The Dangerous and the Decent | Sojourners

The Dangerous and the Decent

A complaint I hear frequently nowadays is that criminals have more rights than decent people. Many citizens express concern about the victimization of society by dangerous people.

The "rights" vocabulary wasn't in vogue in Jesus' time, but it seems as if the way that the New Testament writes his stance toward dangerous people might be worth pondering in our world of padlocks, burglar alarms, security guards, muggings, and rumors of muggings.

Remember the 10 lepers? One biblical commentary I studied points out that the word translated as leprosy doesn't strictly mean Hansen's Disease, but a whole group of conditions which society considered dangerous. People with these conditions were treated as outlaws. Others avoided them. No one wanted to meet them on the road, and society employed maximum security methods to isolate them from "clean" people. The stories of the early church portray Jesus, not only as one who met the lepers and talked to them, but as one who even may have touched them.

I don't know what you would do, but if 10 drug addicts approached me on a city street, even in broad daylight, I, a professed follower of Jesus, would probably faint dead away from sheer fright.

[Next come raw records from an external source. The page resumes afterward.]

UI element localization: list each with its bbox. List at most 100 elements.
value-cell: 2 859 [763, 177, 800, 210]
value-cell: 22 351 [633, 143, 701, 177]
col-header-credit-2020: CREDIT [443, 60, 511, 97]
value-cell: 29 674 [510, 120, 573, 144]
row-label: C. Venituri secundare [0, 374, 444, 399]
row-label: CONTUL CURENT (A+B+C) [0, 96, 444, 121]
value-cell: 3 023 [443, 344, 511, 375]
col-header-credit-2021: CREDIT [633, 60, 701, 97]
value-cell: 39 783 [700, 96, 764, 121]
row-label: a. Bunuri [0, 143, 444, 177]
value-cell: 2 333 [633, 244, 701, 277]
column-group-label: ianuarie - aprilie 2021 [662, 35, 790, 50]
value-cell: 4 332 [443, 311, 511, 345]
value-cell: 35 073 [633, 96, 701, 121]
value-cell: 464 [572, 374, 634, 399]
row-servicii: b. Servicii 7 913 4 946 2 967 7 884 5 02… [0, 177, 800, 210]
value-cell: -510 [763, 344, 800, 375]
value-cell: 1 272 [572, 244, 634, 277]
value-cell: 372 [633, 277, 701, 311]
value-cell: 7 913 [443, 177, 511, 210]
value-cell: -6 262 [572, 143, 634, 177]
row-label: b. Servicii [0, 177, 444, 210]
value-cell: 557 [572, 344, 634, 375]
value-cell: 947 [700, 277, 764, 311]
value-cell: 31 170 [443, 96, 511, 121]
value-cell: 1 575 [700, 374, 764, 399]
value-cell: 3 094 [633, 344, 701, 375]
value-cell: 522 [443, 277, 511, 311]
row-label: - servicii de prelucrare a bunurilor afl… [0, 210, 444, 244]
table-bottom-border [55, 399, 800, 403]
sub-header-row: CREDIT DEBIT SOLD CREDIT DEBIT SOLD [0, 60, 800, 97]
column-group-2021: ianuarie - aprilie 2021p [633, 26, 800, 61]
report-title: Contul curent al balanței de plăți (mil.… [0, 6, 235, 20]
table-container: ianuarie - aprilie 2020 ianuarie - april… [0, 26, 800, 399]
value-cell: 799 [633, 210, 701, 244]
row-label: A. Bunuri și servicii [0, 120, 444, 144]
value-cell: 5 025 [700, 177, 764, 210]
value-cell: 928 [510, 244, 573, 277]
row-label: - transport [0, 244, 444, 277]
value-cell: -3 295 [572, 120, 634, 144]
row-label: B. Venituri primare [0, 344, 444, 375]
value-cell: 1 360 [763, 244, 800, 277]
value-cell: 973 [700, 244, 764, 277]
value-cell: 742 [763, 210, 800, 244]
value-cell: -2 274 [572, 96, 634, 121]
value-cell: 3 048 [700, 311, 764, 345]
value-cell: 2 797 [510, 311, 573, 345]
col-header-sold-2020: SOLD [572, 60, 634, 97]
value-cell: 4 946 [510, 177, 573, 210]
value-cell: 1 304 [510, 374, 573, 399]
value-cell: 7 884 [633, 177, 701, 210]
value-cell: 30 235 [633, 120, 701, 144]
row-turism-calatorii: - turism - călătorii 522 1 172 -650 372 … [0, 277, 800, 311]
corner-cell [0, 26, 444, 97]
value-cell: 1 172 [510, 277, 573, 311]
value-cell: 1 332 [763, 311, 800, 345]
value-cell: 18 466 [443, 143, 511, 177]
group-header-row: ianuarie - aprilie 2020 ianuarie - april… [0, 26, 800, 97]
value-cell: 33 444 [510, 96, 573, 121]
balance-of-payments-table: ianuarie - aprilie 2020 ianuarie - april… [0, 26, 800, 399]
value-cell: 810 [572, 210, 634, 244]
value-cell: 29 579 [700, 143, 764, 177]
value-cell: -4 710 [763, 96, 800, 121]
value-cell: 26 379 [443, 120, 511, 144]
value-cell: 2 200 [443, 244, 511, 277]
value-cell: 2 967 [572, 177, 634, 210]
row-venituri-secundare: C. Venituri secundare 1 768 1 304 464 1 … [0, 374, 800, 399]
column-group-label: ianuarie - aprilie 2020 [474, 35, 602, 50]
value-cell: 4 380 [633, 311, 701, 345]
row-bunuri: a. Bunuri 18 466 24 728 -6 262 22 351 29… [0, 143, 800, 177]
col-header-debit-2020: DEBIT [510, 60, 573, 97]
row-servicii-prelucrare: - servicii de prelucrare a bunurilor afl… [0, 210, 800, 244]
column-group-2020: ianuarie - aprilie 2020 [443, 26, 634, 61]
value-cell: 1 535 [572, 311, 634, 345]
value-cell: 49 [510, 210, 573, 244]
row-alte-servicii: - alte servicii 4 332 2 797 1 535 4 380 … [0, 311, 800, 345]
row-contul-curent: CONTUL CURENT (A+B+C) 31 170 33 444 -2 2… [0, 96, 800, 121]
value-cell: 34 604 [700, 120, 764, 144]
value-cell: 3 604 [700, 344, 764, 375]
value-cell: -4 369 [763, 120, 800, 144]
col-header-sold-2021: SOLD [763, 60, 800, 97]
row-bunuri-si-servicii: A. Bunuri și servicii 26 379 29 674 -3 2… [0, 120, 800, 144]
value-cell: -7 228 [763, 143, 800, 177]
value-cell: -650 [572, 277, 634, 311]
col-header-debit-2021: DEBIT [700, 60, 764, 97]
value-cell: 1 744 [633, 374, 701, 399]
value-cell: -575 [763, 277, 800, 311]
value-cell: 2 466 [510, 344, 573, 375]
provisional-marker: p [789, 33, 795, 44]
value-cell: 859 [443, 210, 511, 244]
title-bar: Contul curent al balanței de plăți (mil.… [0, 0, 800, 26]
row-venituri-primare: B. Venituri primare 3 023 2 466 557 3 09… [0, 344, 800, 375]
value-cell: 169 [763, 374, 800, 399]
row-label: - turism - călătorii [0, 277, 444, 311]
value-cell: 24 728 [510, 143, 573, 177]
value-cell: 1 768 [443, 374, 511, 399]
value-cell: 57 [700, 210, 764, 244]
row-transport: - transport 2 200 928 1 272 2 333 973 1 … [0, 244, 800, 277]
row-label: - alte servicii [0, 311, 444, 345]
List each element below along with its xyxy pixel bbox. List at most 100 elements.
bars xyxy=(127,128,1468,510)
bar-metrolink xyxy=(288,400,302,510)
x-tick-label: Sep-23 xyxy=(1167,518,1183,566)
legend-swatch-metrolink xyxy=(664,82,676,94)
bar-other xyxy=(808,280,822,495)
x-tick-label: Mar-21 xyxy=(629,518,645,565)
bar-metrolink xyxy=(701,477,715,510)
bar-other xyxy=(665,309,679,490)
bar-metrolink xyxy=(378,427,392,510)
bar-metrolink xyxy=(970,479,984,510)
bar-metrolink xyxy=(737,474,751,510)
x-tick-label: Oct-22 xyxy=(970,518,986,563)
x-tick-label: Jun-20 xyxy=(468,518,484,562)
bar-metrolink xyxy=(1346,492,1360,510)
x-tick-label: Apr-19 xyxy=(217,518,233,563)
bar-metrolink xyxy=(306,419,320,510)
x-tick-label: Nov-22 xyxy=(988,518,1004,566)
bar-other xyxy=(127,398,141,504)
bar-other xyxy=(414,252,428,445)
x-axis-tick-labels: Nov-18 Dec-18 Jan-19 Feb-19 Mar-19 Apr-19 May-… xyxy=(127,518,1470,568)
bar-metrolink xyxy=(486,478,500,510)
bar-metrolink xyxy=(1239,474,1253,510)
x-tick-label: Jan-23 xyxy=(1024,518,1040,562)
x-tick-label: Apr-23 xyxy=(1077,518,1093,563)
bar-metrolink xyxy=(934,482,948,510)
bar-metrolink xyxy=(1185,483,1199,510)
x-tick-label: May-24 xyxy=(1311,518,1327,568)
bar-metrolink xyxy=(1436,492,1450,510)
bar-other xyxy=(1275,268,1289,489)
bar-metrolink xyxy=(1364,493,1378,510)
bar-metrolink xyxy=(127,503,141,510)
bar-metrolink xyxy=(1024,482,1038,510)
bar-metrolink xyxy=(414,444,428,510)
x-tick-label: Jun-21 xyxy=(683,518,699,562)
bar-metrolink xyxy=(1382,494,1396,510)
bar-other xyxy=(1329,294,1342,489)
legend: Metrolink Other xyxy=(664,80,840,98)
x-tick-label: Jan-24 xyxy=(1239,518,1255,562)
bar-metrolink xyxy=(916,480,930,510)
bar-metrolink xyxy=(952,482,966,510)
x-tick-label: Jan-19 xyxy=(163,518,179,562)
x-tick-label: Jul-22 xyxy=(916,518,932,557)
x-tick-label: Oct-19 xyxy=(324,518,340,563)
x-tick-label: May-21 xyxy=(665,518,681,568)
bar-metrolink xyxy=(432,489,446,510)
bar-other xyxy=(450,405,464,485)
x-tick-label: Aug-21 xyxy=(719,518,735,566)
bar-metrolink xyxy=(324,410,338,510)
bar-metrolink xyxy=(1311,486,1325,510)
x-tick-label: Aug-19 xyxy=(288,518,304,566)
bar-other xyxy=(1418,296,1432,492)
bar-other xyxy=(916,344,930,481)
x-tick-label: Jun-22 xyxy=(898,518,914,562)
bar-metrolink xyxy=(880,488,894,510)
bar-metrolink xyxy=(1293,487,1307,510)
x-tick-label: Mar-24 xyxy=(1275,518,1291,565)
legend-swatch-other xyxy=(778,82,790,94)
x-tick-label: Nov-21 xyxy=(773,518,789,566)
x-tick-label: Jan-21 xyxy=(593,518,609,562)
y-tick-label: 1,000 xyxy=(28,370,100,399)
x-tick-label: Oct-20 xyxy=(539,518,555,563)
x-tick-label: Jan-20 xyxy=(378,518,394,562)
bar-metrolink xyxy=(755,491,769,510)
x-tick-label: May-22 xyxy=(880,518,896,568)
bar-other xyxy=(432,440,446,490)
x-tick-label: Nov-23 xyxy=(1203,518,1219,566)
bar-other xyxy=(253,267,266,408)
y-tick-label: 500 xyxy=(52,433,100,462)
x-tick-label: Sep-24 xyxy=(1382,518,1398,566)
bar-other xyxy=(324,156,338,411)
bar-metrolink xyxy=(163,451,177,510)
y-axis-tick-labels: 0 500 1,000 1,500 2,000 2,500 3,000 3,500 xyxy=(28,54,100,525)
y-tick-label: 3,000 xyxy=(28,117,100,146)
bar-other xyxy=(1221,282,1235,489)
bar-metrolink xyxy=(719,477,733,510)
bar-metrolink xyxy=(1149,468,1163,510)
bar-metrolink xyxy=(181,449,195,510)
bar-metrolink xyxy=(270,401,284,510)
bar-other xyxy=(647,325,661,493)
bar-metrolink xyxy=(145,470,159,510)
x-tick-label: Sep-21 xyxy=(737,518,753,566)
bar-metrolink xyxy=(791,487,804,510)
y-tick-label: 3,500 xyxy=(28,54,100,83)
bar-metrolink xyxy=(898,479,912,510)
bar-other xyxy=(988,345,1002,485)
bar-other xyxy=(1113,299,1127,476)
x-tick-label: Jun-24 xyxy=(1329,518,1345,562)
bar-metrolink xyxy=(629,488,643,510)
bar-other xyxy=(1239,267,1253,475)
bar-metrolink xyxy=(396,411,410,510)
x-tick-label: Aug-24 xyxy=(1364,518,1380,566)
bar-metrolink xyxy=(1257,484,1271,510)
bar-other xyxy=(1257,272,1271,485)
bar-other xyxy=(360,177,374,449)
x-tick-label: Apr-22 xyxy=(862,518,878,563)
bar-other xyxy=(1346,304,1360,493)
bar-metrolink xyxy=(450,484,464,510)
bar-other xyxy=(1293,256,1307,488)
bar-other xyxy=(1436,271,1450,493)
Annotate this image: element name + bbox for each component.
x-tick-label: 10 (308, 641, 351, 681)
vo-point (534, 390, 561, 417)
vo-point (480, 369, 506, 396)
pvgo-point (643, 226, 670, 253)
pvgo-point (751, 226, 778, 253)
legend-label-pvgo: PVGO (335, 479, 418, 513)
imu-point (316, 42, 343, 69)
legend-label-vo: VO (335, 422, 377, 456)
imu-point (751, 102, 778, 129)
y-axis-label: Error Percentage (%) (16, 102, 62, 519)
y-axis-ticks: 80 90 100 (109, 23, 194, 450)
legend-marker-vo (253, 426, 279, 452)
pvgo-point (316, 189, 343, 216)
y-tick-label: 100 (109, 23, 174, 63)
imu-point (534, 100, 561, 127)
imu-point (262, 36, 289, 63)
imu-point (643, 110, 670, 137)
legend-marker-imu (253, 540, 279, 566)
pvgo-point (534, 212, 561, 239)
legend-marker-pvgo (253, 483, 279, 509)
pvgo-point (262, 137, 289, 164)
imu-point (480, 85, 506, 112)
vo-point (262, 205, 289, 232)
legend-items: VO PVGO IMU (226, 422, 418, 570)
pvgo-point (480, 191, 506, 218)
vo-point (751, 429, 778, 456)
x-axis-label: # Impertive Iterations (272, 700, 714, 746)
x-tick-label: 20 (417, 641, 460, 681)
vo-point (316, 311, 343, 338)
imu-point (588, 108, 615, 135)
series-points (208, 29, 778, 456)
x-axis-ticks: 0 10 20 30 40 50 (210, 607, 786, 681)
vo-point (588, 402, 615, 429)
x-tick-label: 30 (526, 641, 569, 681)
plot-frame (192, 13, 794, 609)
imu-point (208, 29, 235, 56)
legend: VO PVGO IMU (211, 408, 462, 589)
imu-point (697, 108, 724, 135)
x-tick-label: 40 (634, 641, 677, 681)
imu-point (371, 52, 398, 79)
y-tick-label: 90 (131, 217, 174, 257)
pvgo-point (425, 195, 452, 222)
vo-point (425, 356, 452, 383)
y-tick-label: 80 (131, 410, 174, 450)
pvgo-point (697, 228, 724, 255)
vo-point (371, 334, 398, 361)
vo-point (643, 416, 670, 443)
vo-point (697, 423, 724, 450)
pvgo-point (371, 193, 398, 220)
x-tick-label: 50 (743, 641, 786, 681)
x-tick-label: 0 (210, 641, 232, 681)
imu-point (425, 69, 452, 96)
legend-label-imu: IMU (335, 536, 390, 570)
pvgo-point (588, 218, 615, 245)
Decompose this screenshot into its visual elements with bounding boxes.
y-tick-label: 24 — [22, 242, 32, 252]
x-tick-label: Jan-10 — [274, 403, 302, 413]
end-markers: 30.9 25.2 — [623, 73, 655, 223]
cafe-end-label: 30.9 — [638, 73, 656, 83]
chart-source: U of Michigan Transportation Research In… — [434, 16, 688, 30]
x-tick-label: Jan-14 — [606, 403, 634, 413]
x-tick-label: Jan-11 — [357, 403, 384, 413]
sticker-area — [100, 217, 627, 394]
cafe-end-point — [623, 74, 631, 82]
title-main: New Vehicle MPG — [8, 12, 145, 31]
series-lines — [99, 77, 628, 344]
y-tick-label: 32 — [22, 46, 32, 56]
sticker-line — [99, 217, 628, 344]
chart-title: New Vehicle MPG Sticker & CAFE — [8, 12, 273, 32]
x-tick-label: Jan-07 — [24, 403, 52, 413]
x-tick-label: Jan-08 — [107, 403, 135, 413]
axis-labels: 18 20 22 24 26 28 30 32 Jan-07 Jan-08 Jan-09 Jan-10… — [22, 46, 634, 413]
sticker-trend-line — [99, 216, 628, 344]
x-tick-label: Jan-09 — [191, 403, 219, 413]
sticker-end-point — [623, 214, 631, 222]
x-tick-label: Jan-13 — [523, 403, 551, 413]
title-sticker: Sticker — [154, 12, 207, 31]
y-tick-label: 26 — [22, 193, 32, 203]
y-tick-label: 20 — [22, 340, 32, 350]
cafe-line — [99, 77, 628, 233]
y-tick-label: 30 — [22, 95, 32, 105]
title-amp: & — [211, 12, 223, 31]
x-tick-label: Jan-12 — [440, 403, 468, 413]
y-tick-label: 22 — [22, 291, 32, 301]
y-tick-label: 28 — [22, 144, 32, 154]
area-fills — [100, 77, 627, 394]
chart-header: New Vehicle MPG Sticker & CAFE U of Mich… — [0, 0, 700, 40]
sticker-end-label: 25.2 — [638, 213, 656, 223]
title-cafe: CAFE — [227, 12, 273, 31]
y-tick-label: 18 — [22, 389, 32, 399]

Remember Simon the Zealot, a member of the local Palestine liberation movement of those days? Jesus chose him as one of the twelve. With our ways of obtaining safe streets and world peace, I wonder if Simon could get security clearance to enter the country, let alone be chosen for a parish council.

Remember how the Roman IRS had trouble getting the coin of tribute from Peter? What kind of people did the New Testament writers think Jesus hung out with? Remember the ears of corn his friends got caught with, not to mention who drank all the wine at Cana?